Your example, even though fictional, has nothing to do with my comment: if you have to process files as a whole, then you do, and no amount of black magic will help you. If you don't, then the question is whether it's a text or a binary file, as I said. And then you should use line or block buffering as needed.
If you're really strapped for memory, the first optimization I'd suggest is not using Python. Python is so dynamic that common data structures easily take up many times more memory than in "normal" languages with value semantics.
I think I got what you mean here.
is fast and low memory consumed (Just learnt it from you and tried by myself, thanks)
And I agree with you that we should write the code as simple as possible in most cases, because having black magic here makes code less readable.
But I still think this technique is worth to mention and good to know, in case somebody needs it for some extreme cases.

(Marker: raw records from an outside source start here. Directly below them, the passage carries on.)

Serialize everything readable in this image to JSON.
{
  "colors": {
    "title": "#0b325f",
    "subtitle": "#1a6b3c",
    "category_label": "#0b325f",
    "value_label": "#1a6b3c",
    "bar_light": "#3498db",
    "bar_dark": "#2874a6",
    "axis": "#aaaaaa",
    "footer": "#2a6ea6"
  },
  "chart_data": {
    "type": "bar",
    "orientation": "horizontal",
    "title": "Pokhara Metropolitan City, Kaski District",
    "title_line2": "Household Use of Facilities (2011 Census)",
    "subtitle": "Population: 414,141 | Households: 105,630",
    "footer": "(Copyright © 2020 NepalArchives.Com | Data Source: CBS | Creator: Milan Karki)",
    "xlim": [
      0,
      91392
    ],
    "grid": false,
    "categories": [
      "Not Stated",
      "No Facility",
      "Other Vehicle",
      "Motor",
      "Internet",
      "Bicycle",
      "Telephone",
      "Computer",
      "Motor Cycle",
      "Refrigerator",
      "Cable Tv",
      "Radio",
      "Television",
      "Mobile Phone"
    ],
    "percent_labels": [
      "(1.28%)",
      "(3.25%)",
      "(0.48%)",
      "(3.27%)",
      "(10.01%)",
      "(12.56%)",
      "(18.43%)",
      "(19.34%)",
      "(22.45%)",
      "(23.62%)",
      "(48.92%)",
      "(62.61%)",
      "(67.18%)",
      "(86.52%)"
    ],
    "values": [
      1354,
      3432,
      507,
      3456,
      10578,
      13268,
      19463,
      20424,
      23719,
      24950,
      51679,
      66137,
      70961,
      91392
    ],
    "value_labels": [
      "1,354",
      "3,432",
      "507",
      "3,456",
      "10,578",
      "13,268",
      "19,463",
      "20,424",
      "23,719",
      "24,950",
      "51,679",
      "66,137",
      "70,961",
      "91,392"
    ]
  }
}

Like what? Like "I have a binary file 4GiB in size and I'm just gonna spit it to stdout 1KiB at a time"? Not to mention that you don't do any decoding at all, so bytes objects are written to your screen raw, which isn't what you want, no matter the usecase. And not to mention "if it doesn't exist in the moment I check, I won't do anything, even though it might exist later when I'd actually try to read from it"?
Sorry, I know you're trying to salvage your post, but "like a pro" doesn't mean that. A pro should know the terrain of possibilities they might encounter, and this is something you won't encounter. Ever. If you do, I'll eat my hat. :-P
Now, if you actually need to process a binary file in chunks (not "pretend it's text and write it on the screen"), that's why block buffering is for. Learn to use it. docs.python.org/3/library/io.html#... You're in fact implementing another buffer on top of a builtin one, which really doesn't help your memory nor your speed.
You are right. Thanks a lot for these helpful comments. It’s definitely a good lesson learnt
Let me just tell you one more thing. I do this all the time around the Net (explainxkcd.com/wiki/index.php/SIW...). Usually people stick to their guns and refuse to admit they are wrong. DEV is the only community where people thank me for correcting them. Kudos for that! B-)
Nobody is perfect. We are all learning to be better :D Though the post itself is not good enough, at least we had a meaningful conversation here and I get a better solution.
Your code is not perfect either, what if a single line is a few GB?
You just made the assumption that each line will be small in size which might not always be the case.
No code is perfect, especially in Python. :-) But if we are more explicit about what exactly are we doing, we can produce code that is robust and good enough. For start, is your file textual or binary? They are not the same, although on various UNIXes you can often pretend they are. [Text files are sequences of characters, binary files are sequences of bytes. Bytes aren't characters, characters aren't bytes.]
From the context, I realized you're probably talking about text files, although the "gimme bunch of random bits" is just wrong there. And for a good reason: in 33 years of working with computers in all forms, I never had to read a text file whose line didn't fit in memory. Have you? It's a honest question.